Lucien Kroll in Le Soir, 15 oktober 2016
Wat hebben we niet allemaal gehoord?
● Dat Wallonië te klein is om een mening te hebben.
Van de 28 landen die de Europese Unie telt, zijn er zeven die minder inwoners hebben dan Wallonië. Hun mening werd wel gevraagd. En zijn er nog vijf die tot dezelfde grootte-orde behoren: landen als Denemarken, Finland en Ierland, Slowakije en Kroatië, wier spreekrecht niet snel wordt miskend.
● Dat de Belgische regering, in casu minister Didier Reynders, het verdrag moet ondertekenen, ook zonder het Waalse akkoord (dixit Karel De Gucht — een liberaal politicus).
Dan heb je een Belgische grondwet, waaraan veertig jaar lang gesleuteld werd. Waarvoor regeringen gevallen zijn, verkiezingen vervroegd, kranten volgeschreven en nachten onderhandeld, en de eerste keer dat er een echt belangrijke vraag rijst, waarop die grondwet het antwoord biedt — spijkerhard —, stel je voor te doen of hij niet bestaat.
(Als er één politieke stroming is, waarvan ik zou verwachten dat ze de grondwet door dik en dun verdedigen, dan zijn het de liberalen. Is het niet aan liberalen te danken dat het land een grondwet heeft?)
● Dat we gezichtsverlies lijden (talrijke stemmen, waaronder Marianne Thyssen, namens België als Europees commissaris benoemd).

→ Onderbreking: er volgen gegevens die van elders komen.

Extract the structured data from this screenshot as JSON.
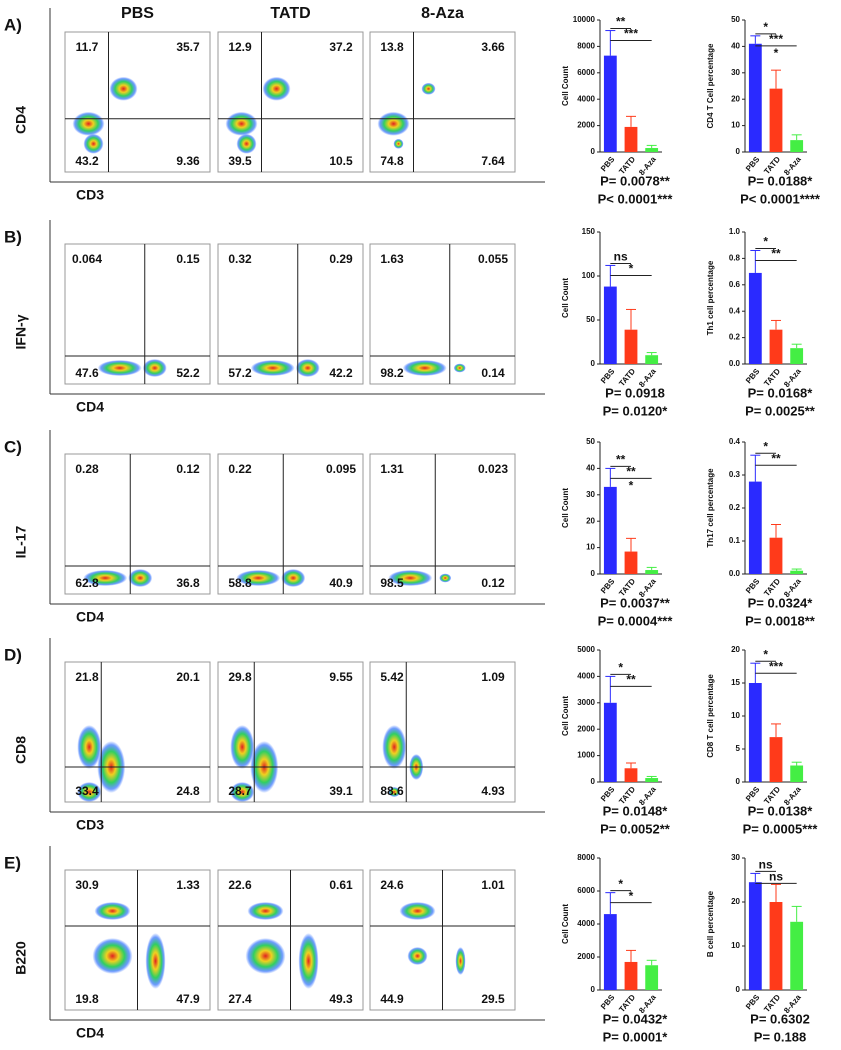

Alsof er geen belangrijker dingen op het spel staan, dan Mariannes gezichtsverlies.
● Dat Europa voor buitenlandse partners niet langer betrouwbaar is.
Inderdaad: onbetrouwbare onderhandelaars die niet terugkoppelen naar hun achterban. Die denken dat zij Europa zijn.
● Dat Canada “un pays gentil” is (Chrystia Freeland, de Canadese minister van Buitenlandse handel).
Mevrouw verwart het land met zijn inwoners.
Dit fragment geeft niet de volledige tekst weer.